Tous les problèmes de la Turquie étaient attribués aux Arméniens : les Kurdes et le PKK, par exemple. Pour certains médias turcs, le chef du PKK Abdullah Ocalan n’était pas kurde mais arménien.

C’est pour faire face à cela que nous publions l’hebdomadaire «Agos» en turc et en arménien, depuis douze ans. Pour que l’opinion sache qui sont réellement les Arméniens. Avant la création d’«Agos», il y avait une attitude très négative des médias à notre égard. Petit à petit, leur position a évolué…

De leur côté, les Arméniens ont longtemps vécu avec une mentalité de minoritaires. Jusqu’à très récemment, nous restions repliés sur nous-mêmes, loin de la foule, avec des doutes quant à notre avenir. Mais ça aussi, nous avons réussi à le surmonter au cours de ces dix dernières années.

Que vous inspire le combat des Arméniens de la diaspora pour la reconnaissance du génocide par la Turquie ?

La reconnaissance du génocide ne signifie rien pour moi. Le monde ne va pas apprendre l’existence du génocide des Arméniens aujourd’hui. Il le sait déjà. À l’époque, les États-Unis, la France, l’Angleterre, l’Allemagne et l’Autriche savaient que c’était un génocide et, aujourd’hui, ils n’utilisent cette question que comme une arme diplomatique contre la Turquie.

Mais moi, en tant qu’Arménien, je n’ai aucun doute sur mon histoire ni sur ce qu’il s’est passé : c’est un génocide. Je ne le dis pas en étant en diaspora mais en tant que citoyen turc. Je le dis non seulement en arménien mais aussi en turc. Si la Turquie reconnaît le génocide, qu’est ce que cela signifiera ? Que le génocide va devenir une réalité ? Ce qui s’est passé s’est passé et cette réalité, en tant qu’arménien, je la porte sur mes épaules jusqu’à la fin de ma vie.

Les seuls qui ne savent pas ce qu’il s’est passé, c’est la population de ce pays. Moi qui vis dans ce pays, je peux dire que la population turque ne sait pas ce qu’il s’est passé et ne défend que ce qu’on lui a appris. La seule obligation que l’on a aujourd’hui, c’est d’apprendre la réalité au peuple turc. C’est ça notre devoir. Et non pas que d’autres Etats fassent pression sur ce pays pour le forcer à édicter des lois. Ça, ce n’est pas une voie sérieuse. La voie sérieuse, c’est d’éveiller la conscience du peuple turc.

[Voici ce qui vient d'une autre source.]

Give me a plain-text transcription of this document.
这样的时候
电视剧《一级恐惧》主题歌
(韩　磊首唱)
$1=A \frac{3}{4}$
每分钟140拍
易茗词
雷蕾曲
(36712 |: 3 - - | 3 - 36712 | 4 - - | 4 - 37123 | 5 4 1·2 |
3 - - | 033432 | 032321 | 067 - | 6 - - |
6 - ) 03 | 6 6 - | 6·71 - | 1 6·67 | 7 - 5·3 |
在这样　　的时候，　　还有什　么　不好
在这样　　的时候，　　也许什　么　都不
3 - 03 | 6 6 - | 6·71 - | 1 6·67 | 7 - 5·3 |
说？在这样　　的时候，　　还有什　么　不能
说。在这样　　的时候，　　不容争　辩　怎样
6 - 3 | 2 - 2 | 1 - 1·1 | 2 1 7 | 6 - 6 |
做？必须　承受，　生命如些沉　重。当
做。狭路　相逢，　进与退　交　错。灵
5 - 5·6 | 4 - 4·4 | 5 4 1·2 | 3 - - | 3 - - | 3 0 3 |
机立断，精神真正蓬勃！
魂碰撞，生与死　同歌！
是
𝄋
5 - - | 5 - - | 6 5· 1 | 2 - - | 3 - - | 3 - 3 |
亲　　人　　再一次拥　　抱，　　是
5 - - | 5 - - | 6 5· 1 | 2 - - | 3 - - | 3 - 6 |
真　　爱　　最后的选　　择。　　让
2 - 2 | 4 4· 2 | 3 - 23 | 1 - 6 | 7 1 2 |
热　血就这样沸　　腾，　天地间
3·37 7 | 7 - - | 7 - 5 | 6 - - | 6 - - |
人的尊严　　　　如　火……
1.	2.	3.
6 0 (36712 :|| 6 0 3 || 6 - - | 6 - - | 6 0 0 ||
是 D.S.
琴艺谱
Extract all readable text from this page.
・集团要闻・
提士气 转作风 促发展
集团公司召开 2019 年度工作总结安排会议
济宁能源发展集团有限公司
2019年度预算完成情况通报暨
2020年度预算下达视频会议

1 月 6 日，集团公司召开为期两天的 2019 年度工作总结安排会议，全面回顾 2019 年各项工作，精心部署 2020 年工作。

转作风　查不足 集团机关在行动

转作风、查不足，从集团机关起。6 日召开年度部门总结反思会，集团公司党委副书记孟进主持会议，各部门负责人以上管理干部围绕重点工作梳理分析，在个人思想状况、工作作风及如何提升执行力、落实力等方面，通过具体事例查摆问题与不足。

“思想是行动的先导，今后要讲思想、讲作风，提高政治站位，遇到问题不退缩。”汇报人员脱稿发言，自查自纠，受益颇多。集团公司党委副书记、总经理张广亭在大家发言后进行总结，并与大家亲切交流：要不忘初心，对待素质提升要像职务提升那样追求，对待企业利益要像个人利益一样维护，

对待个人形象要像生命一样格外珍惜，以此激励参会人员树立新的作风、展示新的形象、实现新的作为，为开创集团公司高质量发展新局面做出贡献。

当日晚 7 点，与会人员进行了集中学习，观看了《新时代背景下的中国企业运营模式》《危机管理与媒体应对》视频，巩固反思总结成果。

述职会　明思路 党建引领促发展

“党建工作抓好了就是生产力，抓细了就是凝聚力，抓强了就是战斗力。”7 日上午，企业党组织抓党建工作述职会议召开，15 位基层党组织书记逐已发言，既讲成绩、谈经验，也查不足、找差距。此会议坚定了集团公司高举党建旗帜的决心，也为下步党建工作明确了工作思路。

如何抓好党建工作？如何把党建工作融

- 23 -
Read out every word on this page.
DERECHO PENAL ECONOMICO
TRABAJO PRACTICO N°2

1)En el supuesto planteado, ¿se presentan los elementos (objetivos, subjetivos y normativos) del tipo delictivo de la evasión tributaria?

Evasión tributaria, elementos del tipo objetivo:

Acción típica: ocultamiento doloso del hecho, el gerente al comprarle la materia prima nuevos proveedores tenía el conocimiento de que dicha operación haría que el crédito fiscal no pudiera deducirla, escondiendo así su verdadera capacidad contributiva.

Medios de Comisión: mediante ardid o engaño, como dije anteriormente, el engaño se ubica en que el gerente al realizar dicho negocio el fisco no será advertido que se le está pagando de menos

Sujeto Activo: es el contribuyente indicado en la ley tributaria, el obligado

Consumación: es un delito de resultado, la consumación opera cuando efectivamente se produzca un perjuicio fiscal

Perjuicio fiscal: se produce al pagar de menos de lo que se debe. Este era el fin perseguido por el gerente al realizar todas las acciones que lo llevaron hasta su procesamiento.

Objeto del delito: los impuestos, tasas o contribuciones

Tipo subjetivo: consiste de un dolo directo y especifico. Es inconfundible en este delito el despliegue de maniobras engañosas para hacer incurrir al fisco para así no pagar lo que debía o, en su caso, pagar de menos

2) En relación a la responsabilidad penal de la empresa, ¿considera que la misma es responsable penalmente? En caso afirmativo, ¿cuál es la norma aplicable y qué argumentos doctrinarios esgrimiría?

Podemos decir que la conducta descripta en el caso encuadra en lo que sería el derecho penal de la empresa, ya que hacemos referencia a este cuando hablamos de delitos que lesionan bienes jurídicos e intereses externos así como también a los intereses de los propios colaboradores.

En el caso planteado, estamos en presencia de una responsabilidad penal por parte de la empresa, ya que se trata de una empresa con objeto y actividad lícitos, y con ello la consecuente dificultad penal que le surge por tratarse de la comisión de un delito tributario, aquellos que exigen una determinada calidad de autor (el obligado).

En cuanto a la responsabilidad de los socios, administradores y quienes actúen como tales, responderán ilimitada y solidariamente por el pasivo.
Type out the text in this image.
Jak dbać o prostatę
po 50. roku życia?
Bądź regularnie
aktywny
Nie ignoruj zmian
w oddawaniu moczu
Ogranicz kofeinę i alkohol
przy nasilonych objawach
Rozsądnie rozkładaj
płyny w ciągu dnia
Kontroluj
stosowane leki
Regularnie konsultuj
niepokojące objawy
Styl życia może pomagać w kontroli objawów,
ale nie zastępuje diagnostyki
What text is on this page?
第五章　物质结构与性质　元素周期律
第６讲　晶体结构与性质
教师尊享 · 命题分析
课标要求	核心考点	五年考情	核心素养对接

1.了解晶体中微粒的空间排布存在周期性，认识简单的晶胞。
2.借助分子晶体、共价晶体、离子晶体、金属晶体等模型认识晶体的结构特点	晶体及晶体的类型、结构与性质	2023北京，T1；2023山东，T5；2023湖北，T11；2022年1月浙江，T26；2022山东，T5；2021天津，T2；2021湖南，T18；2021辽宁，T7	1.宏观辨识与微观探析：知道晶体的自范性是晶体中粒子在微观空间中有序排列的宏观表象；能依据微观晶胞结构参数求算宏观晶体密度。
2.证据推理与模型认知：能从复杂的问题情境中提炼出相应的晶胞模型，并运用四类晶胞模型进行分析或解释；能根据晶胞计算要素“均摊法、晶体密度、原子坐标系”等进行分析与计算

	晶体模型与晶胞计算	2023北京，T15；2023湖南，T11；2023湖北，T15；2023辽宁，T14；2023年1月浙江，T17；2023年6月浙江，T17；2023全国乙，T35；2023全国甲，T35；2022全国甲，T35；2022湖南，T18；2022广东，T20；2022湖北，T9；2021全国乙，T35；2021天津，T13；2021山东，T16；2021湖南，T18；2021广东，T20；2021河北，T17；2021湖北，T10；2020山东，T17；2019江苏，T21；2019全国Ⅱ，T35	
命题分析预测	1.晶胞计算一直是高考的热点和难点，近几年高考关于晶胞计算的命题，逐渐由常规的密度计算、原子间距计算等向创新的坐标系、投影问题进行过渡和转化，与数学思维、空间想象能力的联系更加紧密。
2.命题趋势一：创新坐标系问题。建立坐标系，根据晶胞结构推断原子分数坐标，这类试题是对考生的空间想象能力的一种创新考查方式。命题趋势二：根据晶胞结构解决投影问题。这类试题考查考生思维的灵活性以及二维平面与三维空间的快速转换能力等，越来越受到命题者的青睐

Vous privilégiez plutôt un travail de fond, à l’intérieur de la société turque ?

Je ne revendique pas que la Turquie reconnaisse le génocide, je ne mendie pas qu’elle le reconnaisse. Il y a une chose que je souhaite, c’est que le peuple turc examine son histoire, connaisse la réalité. Pour son avenir. Pour son avenir démocratique. S’il ne le fait pas, la Turquie ne deviendra jamais une démocratie. L’Etat et le peuple turcs ne vont évidemment pas dire soudainement « Nous reconnaissons ». Ce n’est pas comme cela que ça va se passer. Mais, au fil du temps, dans la population, la vérité va apparaître progressivement et nous verrons alors que la population turque commémorera le 24 avril à nos côtés et partagera notre douleur.

Vous êtes favorable à l’intégration de la Turquie à l’Union européenne parce que le travail de mémoire et la démocratisation de la Turquie en dépendent ?

Absolument. Non seulement je tiens à l’intégration mais je travaille pour cela. J’ai beaucoup de raisons de la souhaiter : je suis citoyen turc, je suis européen, je veux vivre avec les pays civilisés d’Europe, sans inquiétudes, sans problèmes, avec les libertés qu’offre l’Europe. Je veux pouvoir me développer, développer ma culture. C’est cela qui me préoccupe.

La Turquie actuelle a le souhait de rentrer dans l’Union européenne mais dans l’état actuel des choses, elle ne répond pas aux critères. Si on lui offre la possibilité d’intégrer l’Union européenne, le processus de démocratisation va s’accélérer. En revanche, si l’intégration est bloquée, la Turquie abandonnera cette voie pour une autre. Même si économiquement, démocratiquement et culturellement, elle n’est pas au niveau de l’Europe, elle a la volonté de l’être et c’est à cette volonté qu’il faut ouvrir une porte.